Baltimore cake maker and Food Network star Duff Goldman is heading to Miami to build his biggest cake ever: a 5-foot-tall, 300-pound football-field cake topped with benches, players, coaches, reporters and photographers, referees, helmets bearing team logos and a Lombardi Trophy.
The Super Bowl cake will be served to some 4,000 guests at the National Football League's party in Miami the night before the big game. The making of the cake also will be fodder for the final, hour-long episode of the Food Network's hit show Ace of Cakes, which features the local chef and his team at his Remington bakery, Charm City Cakes.
"The thing is going to be humongous," Goldman said during a recent interview at his brightly painted bakery, where colorful wedding cakes, a cake made to look like a train and one shaped and decorated like an oversized, overflowing glass of Guinness beer were among the recently completed projects.
The Super Bowl creation will be have a "field" about 3 1/2 feet long, decorated with gum paste, fondant and sugar. The cake will have three different elements, each with its own flavor: pumpkin chocolate chip, white chocolate raspberry and mudslide (chocolate cake with Kahlua buttercream filling).
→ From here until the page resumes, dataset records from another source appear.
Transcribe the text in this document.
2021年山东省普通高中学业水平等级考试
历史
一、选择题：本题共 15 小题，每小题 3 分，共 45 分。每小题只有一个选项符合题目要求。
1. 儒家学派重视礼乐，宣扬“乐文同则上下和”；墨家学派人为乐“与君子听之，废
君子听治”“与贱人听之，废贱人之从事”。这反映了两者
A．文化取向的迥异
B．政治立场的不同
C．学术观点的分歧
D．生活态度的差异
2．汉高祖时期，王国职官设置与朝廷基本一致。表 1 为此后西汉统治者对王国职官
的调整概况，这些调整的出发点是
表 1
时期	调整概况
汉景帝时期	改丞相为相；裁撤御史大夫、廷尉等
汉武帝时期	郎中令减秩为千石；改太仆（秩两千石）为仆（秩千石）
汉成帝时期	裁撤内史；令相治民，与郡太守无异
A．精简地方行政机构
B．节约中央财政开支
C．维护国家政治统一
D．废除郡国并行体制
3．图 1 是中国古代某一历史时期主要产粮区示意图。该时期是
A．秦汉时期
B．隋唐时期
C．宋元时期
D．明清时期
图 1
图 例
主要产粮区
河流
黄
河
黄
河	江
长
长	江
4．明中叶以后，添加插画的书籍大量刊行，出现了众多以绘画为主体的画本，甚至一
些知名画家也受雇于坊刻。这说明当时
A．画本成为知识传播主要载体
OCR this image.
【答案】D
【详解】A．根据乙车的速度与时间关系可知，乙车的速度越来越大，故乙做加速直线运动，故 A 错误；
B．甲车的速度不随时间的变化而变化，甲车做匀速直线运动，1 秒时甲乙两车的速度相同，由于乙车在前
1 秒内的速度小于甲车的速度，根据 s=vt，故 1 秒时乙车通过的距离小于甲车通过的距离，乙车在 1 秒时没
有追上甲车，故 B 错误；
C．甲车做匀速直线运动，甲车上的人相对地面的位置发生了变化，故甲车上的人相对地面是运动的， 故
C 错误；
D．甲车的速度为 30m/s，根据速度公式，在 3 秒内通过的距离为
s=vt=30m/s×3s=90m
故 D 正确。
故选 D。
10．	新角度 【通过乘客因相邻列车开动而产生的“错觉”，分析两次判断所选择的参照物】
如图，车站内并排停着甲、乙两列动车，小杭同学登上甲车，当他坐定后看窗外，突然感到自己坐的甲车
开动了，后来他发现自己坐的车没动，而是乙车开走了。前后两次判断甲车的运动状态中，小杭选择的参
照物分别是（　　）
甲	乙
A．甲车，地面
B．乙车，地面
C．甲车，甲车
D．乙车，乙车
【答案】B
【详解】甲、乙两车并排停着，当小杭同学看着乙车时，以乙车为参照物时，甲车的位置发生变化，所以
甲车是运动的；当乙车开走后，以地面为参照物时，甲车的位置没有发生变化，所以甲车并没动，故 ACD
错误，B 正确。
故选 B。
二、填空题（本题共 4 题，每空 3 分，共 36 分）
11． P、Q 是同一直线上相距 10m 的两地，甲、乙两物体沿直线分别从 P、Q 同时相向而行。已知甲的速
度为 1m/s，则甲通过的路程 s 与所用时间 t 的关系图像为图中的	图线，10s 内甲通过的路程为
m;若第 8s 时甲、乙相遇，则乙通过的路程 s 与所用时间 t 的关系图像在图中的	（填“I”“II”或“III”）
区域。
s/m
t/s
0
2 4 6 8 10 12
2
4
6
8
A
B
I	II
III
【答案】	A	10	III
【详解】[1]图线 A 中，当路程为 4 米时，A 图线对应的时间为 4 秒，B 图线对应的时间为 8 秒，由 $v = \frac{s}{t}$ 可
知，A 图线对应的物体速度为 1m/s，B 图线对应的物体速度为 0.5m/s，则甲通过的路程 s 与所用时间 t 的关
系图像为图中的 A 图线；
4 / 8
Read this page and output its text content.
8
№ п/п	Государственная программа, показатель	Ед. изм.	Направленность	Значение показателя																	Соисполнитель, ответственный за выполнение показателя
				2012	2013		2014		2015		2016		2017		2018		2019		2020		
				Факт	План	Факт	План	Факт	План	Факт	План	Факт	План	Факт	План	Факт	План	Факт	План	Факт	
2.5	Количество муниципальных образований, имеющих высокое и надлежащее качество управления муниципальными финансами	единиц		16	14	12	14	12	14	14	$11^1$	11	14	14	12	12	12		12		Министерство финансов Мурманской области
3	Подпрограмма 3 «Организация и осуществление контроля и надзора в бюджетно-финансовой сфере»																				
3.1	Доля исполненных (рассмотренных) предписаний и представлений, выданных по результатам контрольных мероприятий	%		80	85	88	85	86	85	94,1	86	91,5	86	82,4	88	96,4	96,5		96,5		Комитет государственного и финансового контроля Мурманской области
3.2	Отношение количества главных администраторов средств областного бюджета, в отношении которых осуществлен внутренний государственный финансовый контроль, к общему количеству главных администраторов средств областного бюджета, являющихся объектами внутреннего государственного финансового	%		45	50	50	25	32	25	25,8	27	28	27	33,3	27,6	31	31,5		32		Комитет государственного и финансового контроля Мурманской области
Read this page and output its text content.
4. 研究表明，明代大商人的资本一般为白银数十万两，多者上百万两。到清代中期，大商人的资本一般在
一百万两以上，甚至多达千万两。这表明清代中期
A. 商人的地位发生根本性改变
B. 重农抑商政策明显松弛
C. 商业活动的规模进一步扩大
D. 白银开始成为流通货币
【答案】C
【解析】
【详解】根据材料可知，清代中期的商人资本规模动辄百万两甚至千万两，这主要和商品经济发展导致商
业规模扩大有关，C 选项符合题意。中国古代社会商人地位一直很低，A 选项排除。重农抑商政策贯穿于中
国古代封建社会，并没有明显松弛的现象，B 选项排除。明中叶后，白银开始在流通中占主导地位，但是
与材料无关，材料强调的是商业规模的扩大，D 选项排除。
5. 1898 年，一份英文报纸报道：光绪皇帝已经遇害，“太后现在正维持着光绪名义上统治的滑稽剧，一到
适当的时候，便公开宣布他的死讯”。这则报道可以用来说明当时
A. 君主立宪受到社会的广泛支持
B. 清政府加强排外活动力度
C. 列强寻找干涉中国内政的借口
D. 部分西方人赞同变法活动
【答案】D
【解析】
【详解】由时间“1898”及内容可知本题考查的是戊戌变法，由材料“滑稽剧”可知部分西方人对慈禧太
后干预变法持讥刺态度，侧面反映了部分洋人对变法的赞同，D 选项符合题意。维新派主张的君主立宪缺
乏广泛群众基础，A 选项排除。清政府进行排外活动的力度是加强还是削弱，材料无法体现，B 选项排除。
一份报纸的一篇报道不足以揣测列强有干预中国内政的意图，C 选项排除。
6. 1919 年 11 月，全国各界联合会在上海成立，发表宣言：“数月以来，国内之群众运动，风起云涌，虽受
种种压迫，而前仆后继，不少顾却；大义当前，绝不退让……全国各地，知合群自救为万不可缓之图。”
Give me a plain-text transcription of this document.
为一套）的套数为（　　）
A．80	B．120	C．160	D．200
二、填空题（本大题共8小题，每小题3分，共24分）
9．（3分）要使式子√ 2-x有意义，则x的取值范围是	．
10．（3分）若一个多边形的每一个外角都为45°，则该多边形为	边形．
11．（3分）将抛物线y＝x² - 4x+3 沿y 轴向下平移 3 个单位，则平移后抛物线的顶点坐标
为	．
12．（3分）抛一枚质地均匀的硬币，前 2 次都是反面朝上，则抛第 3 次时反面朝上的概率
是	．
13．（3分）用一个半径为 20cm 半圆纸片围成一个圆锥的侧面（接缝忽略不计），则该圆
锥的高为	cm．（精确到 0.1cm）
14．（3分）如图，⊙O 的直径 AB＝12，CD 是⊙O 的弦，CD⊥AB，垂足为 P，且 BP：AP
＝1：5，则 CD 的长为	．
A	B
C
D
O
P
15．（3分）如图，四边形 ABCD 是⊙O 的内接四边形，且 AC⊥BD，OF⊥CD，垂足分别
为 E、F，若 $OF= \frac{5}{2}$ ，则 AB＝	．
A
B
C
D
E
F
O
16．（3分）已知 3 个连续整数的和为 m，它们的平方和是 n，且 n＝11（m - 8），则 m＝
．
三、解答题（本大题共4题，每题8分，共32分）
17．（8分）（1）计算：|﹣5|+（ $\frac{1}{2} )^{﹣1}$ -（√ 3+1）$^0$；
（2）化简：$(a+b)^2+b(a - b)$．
The cake was to be made in Baltimore, along with the people, Gatorade coolers, benches, face masks for the helmets and other decorative pieces - all of which were to be constructed using gum paste, a fairly resilient ingredient.
Today, Goldman and four of his employees are scheduled to fly to Miami, where they will assemble and decorate the cake. They have devised such a strong system for packing the pre-made items that they'll be able to check them with their luggage.
"If the box got tossed across the room and the corner got smooshed, the cake would be fine," Goldman said.
Also traveling to Miami to help with the cake are a blowtorch, an airbrush, rolling pins, a mixer and at least 70 pounds of fondant, Goldman said.
Unlike the time Goldman and his sous-chef, Geof Manthorne, put together an engine cake for TV talk-show host Jay Leno in a California hotel room, then drove it on the freeway to Leno's studio, this cake will be constructed in a hotel conference room and moved to a party site within walking distance, Goldman said.
The idea for the Super Bowl cake came about when the Food Network learned during a meeting with the NFL that people at the league were huge fans of Goldman and his show, said Bob Tuschman, senior vice president for programming and production for the Food Network.